The Tokyo exhibition shows Dior’s passion for Japan

A successful exhibition showcasing Christian Dior’s work opens in Tokyo this week, focusing on the French designer’s fascination with Japan and the country’s influence on his pieces.

“Christian Dior: Designer of Dreams” comes to Japan after drawing big crowds in Paris, London and New York.

The exhibit, which opens Wednesday, features 350 haute couture dresses, including Japanese-inspired dresses displayed in settings meant to pay homage to Japanese culture.

Architect Shohei Shigematsu created structures that include a covered room with an undulating three-dimensional facade constructed from traditional translucencies. washi paper pasted on wooden frames.

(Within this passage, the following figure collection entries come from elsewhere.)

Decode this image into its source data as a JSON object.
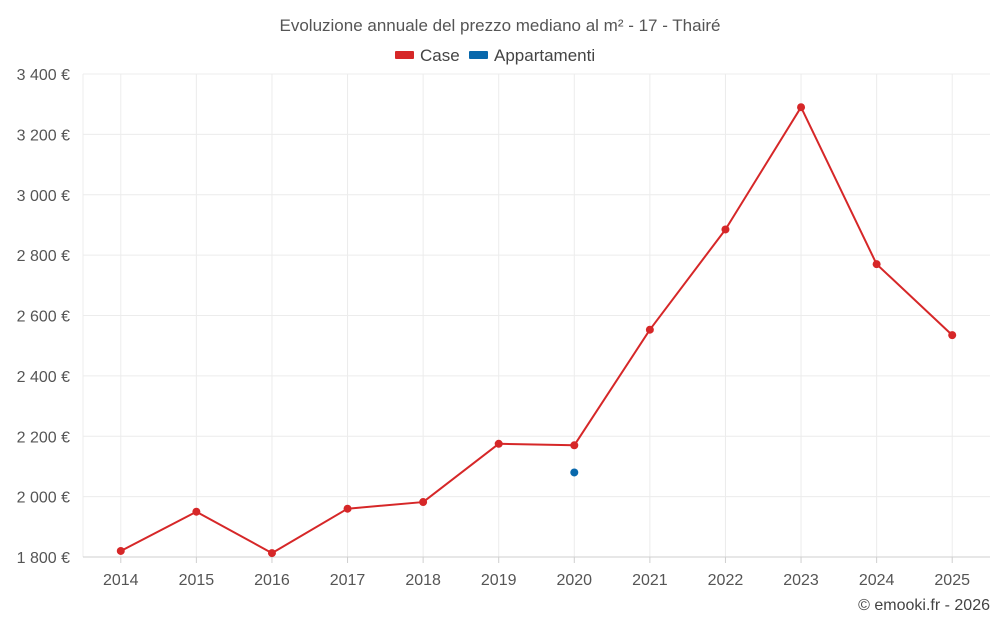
{
  "chart_data": {
    "type": "line",
    "title": "Evoluzione annuale del prezzo mediano al m² - 17 - Thairé",
    "categories": [
      "2014",
      "2015",
      "2016",
      "2017",
      "2018",
      "2019",
      "2020",
      "2021",
      "2022",
      "2023",
      "2024",
      "2025"
    ],
    "series": [
      {
        "name": "Case",
        "color": "#d62728",
        "values": [
          1820,
          1950,
          1813,
          1960,
          1982,
          2175,
          2170,
          2553,
          2885,
          3290,
          2770,
          2535
        ]
      },
      {
        "name": "Appartamenti",
        "color": "#0868ac",
        "values": [
          null,
          null,
          null,
          null,
          null,
          null,
          2080,
          null,
          null,
          null,
          null,
          null
        ]
      }
    ],
    "ylim": [
      1800,
      3400
    ],
    "yticks": [
      1800,
      2000,
      2200,
      2400,
      2600,
      2800,
      3000,
      3200,
      3400
    ],
    "ytick_labels": [
      "1 800 €",
      "2 000 €",
      "2 200 €",
      "2 400 €",
      "2 600 €",
      "2 800 €",
      "3 000 €",
      "3 200 €",
      "3 400 €"
    ],
    "legend_position": "top-center",
    "grid": true
  },
  "credit": "© emooki.fr - 2026"
}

“When Dior makes a skirt, there is a structure and then the fabric is put on top of it,” she told AFP. “I was asked to create a traditional Japanese structure, so I thought of shoji screens, for example, which have a wooden structure and are covered with paper.”

Each section features a different interior design meant to showcase different parts of Japanese culture.

“There is a section inspired by a neat tatami room separated by sliding doors. But not everything in Japan is simple and minimal,” he said. “We have different designs like Japanese gardens and flashy kimonos. I wanted to show the sides of Japan that people don’t know about.”

The house of Dior first presented a show in Japan in 1953, and the designer had a well-known fascination with the country.

“Dior had a lot of respect for traditional Japanese culture and wrote about it in his memoirs,” curator Florence Muller told AFP. “I think there is a mutual fascination between France and Japan.”

Beginning in the 1950s, Dior also collaborated with Japanese companies, giving them the rights to adapt and reproduce Dior looks to suit local tastes.

In a sign of the brand’s popularity, Japan’s former empress Michiko chose a Dior dress made from Japanese textiles when she married then-Prince Akihito in 1959.

The Tokyo show, which runs until May 28, includes archival pieces and works by more recent creative directors, and showcases a variety of items inspired by Japan.

Among them are a John Galliano coat with ‘The Great Wave Off Kanagawa’ printed at the base of its full skirt and robes cinched with Japanese obi-style belts by Raf Simons.

Also on display is Dior’s austere jacket dress called “Rashomon,” the name of a Japanese novel and film directed by the legendary Akira Kurosawa.

“This exhibition shows the mutual respect between Japan and France in their approach to craftsmanship, fashion, design and art,” said Shigematsu.